Embodiments may be implemented in one or more modules as a set of logic instructions stored in a machine- or computer-readable storage medium such as random access memory (RAM), read only memory (ROM), programmable ROM (PROM), firmware, flash memory, etc., in hardware, or any combination thereof. For example, hardware implementations may include configurable logic, fixed-functionality logic, or any combination thereof. Examples of configurable logic (e.g., configurable hardware) include suitably configured programmable logic arrays (PLAs), field programmable gate arrays (FPGAs), complex programmable logic devices (CPLDs), and general purpose microprocessors. Examples of fixed-functionality logic (e.g., fixed-functionality hardware) include suitably configured application specific integrated circuits (ASICs), combinational logic circuits, and sequential logic circuits. The configurable or fixed-functionality logic can be implemented with complementary metal oxide semiconductor (CMOS) logic circuits, transistor-transistor logic (TTL) logic circuits, or other circuits.

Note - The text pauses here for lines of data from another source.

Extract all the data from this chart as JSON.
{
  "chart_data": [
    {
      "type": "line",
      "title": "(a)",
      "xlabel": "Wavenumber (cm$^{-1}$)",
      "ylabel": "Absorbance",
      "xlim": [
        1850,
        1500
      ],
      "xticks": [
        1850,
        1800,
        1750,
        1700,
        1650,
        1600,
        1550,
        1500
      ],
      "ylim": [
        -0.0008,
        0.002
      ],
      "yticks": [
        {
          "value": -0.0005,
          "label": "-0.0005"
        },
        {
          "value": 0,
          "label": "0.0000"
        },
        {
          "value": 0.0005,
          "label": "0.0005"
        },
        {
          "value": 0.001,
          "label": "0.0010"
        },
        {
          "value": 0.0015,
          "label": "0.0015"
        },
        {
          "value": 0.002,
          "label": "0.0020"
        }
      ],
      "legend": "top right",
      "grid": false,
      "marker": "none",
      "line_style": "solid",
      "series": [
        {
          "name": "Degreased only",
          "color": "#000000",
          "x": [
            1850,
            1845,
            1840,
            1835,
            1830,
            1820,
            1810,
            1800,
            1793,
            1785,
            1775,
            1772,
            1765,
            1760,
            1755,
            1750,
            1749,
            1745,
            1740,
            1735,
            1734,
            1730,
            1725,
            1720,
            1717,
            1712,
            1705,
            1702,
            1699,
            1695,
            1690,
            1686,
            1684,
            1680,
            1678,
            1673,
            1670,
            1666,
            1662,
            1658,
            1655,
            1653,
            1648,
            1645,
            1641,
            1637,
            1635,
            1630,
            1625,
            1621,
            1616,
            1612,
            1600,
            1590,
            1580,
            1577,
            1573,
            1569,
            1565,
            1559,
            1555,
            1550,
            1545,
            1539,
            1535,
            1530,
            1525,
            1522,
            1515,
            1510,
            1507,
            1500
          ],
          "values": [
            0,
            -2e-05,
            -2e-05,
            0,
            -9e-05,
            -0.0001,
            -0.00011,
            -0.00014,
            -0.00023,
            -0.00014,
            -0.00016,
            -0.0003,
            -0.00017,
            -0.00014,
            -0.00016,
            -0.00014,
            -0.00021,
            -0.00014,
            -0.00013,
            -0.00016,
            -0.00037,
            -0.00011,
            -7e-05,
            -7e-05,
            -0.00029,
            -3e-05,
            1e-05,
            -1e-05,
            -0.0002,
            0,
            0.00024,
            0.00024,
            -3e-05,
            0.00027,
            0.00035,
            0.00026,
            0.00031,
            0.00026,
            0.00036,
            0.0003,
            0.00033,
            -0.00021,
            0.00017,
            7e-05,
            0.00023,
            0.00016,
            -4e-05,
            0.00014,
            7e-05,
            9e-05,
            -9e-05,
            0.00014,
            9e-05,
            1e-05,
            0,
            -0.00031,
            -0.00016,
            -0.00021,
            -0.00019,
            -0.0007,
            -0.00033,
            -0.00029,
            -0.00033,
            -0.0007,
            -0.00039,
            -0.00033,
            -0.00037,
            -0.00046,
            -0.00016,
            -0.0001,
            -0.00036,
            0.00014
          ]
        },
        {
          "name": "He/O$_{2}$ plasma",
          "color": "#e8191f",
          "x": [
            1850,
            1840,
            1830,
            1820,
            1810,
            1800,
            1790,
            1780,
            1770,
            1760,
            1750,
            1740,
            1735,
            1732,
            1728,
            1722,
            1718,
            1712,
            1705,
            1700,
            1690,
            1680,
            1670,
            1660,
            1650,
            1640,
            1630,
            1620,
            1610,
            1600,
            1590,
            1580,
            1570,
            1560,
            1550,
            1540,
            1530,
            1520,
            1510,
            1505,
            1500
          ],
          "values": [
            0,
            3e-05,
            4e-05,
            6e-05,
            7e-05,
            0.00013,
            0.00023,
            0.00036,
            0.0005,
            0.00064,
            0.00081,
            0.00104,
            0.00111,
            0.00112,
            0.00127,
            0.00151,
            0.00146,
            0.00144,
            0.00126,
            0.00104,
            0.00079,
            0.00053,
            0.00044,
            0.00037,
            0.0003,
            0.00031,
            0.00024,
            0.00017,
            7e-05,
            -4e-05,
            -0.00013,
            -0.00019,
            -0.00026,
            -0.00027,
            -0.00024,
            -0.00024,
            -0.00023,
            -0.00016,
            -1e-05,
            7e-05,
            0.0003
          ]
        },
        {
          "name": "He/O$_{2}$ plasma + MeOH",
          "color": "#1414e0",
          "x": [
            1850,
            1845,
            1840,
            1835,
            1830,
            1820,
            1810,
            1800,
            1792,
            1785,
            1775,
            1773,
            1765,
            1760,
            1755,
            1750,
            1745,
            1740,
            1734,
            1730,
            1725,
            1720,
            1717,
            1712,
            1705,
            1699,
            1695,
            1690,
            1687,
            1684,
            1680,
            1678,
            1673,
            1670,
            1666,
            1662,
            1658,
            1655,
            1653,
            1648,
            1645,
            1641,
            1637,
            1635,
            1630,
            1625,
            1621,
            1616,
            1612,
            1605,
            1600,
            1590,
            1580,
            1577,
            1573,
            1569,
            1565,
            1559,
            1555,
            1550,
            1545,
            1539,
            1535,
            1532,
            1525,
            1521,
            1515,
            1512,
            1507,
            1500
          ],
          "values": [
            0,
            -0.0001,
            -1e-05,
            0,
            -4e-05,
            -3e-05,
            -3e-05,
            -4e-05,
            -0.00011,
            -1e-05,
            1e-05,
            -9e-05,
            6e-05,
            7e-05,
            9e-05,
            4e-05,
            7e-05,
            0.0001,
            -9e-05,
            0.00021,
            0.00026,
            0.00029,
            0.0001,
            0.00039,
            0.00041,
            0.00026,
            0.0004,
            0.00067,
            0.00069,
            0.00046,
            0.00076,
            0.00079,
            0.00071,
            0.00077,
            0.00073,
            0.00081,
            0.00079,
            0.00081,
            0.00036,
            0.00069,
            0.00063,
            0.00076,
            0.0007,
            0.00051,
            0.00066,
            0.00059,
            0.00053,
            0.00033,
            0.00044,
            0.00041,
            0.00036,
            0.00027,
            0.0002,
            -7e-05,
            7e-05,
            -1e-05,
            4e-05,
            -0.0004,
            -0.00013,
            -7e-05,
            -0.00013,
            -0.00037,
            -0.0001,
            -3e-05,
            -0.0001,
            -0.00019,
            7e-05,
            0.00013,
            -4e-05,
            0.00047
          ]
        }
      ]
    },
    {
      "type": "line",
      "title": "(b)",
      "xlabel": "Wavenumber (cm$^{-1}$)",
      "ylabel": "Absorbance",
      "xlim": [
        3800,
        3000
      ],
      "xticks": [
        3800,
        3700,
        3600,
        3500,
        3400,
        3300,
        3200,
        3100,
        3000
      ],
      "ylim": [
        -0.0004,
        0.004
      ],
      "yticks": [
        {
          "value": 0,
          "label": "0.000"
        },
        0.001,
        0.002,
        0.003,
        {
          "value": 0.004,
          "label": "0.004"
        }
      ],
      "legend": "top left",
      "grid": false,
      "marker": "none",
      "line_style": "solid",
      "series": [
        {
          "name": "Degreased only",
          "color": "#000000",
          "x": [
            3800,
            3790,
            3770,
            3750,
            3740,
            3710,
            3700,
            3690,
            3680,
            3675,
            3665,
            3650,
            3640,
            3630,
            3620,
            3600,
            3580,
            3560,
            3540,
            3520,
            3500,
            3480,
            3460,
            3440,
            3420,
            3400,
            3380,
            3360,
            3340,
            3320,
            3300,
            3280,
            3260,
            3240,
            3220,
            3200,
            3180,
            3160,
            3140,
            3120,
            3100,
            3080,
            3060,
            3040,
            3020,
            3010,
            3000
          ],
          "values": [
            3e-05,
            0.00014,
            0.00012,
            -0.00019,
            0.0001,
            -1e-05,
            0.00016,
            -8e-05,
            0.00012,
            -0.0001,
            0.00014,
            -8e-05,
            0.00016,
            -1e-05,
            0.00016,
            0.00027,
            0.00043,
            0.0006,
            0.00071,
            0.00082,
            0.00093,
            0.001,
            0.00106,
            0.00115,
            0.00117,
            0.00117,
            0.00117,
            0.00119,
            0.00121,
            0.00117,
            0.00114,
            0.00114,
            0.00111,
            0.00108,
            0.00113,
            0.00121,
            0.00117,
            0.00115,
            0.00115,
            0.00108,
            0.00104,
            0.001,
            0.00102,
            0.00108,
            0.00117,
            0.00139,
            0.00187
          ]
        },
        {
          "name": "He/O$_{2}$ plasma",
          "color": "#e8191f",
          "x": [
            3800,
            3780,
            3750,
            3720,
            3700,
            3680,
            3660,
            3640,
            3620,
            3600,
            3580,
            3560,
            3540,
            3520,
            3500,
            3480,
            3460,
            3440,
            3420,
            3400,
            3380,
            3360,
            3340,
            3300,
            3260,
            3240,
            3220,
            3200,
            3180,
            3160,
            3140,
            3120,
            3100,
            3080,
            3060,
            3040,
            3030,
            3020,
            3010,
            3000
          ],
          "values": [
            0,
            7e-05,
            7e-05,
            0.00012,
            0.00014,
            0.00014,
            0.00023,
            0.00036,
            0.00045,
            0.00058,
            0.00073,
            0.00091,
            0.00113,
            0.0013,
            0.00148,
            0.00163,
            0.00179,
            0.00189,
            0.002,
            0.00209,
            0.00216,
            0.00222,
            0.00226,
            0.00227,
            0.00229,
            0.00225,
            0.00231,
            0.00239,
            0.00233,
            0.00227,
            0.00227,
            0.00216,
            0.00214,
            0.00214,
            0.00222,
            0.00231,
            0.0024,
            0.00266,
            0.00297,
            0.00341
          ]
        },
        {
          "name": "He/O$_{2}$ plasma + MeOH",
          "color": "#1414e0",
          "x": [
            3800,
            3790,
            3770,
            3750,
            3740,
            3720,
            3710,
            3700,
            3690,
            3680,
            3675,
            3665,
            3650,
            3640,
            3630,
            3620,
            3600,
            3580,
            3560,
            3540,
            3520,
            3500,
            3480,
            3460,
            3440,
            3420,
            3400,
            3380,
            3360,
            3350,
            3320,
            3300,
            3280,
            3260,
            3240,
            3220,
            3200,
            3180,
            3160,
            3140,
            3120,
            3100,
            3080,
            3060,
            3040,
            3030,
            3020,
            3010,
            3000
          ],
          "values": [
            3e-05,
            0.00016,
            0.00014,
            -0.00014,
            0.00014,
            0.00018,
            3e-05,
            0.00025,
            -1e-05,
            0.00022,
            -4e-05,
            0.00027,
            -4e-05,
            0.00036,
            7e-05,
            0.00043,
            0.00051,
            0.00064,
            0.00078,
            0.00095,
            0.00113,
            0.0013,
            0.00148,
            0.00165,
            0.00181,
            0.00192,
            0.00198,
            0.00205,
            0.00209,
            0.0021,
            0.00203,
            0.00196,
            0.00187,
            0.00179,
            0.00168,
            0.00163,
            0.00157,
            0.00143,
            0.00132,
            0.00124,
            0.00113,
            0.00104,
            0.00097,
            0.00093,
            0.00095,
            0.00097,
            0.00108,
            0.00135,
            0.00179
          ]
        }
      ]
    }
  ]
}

Moreover, a semiconductor apparatus (e.g., chip, die, package) can include one or more substrates (e.g., silicon, sapphire, gallium arsenide) and logic (e.g., circuitry, transistor array and other integrated circuit/IC components) coupled to the substrate(s), wherein the logic implements one or more aspects of the methods described herein. The logic may be implemented at least partly in configurable or fixed-functionality hardware. In one example, the logic includes transistor channel regions that are positioned (e.g., embedded) within the substrate(s). Thus, the interface between the logic and the substrate(s) may not be an abrupt junction. The logic may also be considered to include an epitaxial layer that is grown on an initial wafer of the substrate(s).
This invention was made with government support under Contract No. W911NF-22-C-0081 awarded by Army Research Office and IARPA. The government has certain rights in the invention.